I use the term saints not in the Catholic sense, where a small few are approved as saints, but in the more general sense of anyone with a very mature spirituality. I believe that the qualities of sainthood - including deep connection with the divine, concern for the poor, personal integrity, joyfulness, etc. - are qualities that nearly all people respect as good and thus are envious to have. But we can handle our envy for these qualities in a number of ways.
The first way is to idealize the person who has those qualities, as if they were a different species. This is an unhealthy manner of negotiating our envy because we necessarily demean ourselves in the process. By stating that some person is an amazing saint also implicitly says that we are not constitutionally capable of being such a person.
The second way is to cut down the saint. We are hypersensitive to their faults and criticize them for failing. By doing so we are managing our envy through denial and rationalization - we distort reality. (This happens to be my favorite way of managing my envy)
Finally, the healthy way to have envy for saintliness is to simply acknowledge that we wish we had their character.
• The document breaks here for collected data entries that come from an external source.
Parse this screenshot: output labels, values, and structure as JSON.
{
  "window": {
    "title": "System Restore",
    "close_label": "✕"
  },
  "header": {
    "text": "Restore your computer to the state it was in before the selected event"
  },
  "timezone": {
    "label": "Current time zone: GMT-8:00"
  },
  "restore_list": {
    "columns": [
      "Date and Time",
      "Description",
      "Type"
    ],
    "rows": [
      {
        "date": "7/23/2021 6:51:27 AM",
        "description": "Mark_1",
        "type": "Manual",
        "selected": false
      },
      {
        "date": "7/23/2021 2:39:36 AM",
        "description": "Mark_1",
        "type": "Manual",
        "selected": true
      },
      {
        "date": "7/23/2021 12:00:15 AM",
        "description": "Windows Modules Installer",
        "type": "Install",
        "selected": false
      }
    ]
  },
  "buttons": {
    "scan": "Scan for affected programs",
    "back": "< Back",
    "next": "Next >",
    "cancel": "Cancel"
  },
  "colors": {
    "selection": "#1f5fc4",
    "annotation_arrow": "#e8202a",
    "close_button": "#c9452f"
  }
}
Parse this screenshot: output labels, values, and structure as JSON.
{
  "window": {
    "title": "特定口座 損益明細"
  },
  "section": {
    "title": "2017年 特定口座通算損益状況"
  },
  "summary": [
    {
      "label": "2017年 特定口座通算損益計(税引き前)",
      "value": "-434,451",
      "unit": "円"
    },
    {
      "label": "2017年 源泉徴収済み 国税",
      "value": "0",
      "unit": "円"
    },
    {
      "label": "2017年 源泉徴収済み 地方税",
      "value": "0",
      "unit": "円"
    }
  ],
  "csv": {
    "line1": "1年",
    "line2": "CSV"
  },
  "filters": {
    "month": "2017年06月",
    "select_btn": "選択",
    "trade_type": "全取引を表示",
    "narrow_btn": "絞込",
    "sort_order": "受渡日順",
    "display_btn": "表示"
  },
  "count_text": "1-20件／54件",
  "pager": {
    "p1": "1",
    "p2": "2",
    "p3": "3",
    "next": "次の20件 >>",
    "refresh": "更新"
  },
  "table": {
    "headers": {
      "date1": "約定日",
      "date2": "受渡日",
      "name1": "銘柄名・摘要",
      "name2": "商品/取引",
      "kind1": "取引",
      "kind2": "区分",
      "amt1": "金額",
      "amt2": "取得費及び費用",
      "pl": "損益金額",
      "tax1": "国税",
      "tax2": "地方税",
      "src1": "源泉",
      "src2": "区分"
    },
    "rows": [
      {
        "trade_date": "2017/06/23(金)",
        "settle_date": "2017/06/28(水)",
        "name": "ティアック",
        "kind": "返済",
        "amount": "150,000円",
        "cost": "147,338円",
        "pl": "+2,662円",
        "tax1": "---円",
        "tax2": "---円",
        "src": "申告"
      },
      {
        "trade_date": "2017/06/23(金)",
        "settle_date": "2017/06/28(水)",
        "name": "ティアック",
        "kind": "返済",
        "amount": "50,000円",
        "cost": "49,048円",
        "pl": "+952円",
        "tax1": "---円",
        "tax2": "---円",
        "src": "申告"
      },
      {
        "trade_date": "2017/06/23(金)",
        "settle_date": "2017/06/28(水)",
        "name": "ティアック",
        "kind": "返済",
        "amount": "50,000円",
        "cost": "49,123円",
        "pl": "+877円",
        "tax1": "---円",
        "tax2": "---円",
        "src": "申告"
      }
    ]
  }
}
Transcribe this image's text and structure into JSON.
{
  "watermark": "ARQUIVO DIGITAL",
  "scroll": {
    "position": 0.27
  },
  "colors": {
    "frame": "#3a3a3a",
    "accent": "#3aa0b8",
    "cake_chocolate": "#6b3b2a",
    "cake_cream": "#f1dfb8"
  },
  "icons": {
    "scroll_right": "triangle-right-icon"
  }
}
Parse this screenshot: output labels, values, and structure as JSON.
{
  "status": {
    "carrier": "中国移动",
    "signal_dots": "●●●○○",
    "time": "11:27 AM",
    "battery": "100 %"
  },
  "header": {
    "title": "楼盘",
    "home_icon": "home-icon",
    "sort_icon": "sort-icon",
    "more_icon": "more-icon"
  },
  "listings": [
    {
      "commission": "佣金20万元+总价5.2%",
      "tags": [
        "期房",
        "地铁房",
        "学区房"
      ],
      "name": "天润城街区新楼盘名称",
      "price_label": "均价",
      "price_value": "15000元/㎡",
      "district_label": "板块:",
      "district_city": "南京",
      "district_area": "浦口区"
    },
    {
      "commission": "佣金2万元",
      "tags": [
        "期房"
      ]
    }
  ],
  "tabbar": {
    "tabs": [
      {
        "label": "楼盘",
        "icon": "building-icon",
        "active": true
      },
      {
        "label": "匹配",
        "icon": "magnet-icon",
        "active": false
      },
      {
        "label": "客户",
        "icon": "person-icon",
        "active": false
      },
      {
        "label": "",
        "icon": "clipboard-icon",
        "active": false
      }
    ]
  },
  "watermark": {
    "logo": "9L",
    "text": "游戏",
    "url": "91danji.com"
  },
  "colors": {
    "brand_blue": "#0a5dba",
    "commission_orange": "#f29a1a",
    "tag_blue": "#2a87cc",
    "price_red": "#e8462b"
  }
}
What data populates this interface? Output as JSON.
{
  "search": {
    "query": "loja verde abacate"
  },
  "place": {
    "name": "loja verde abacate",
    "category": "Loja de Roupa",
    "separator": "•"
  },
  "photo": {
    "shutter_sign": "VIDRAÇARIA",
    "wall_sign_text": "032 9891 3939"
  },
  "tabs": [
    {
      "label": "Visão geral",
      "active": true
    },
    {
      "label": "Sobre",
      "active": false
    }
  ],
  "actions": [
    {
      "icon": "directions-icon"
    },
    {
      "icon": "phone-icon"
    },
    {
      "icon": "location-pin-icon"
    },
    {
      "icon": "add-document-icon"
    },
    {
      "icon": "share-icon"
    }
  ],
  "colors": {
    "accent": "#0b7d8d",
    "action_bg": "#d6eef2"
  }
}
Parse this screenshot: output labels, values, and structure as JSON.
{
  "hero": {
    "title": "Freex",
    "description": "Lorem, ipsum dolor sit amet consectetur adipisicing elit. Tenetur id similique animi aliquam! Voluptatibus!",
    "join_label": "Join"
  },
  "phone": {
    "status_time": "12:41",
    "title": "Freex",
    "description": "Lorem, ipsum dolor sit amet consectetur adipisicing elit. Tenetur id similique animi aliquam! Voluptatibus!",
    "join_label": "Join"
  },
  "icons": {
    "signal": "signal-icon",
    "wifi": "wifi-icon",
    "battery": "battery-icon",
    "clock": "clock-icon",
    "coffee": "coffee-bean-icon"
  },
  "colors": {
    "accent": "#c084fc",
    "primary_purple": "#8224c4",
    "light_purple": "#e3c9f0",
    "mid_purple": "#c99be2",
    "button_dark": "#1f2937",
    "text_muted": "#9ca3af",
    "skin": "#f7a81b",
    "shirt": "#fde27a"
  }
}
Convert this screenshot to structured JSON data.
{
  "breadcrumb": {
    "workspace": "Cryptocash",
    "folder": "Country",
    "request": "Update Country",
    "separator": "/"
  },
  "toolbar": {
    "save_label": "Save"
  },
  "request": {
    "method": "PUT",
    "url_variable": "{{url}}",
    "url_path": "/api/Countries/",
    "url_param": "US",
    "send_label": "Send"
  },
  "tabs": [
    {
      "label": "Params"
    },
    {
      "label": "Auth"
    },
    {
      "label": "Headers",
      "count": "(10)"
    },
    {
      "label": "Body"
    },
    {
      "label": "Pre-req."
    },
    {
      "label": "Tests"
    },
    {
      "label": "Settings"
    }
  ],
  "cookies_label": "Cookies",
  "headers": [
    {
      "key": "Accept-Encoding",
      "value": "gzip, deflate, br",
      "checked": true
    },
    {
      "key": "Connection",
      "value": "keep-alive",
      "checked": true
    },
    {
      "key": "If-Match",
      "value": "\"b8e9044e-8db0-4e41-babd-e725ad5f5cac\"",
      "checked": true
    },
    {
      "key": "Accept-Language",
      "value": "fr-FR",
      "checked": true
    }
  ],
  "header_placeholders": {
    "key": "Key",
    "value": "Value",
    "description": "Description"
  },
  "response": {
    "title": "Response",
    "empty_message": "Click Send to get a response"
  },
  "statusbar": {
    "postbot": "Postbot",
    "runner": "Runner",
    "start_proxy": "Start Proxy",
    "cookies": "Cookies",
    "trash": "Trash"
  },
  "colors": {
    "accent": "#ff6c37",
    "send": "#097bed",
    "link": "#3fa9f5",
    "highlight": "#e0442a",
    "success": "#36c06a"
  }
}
By doing this we are being honest with our own feelings of envy, maintaining a healthy view of reality, and fostering a desire for growth.
We should always be careful around pastors (though not all are to be respected) and people of strong faith that an overly critical or overly praiseworthy attitude are both manifestations of unhealthy management of envy. We should be able to see people as whole beings, with both good and bad, and try to gain objectivity enough to see the whole view of their character.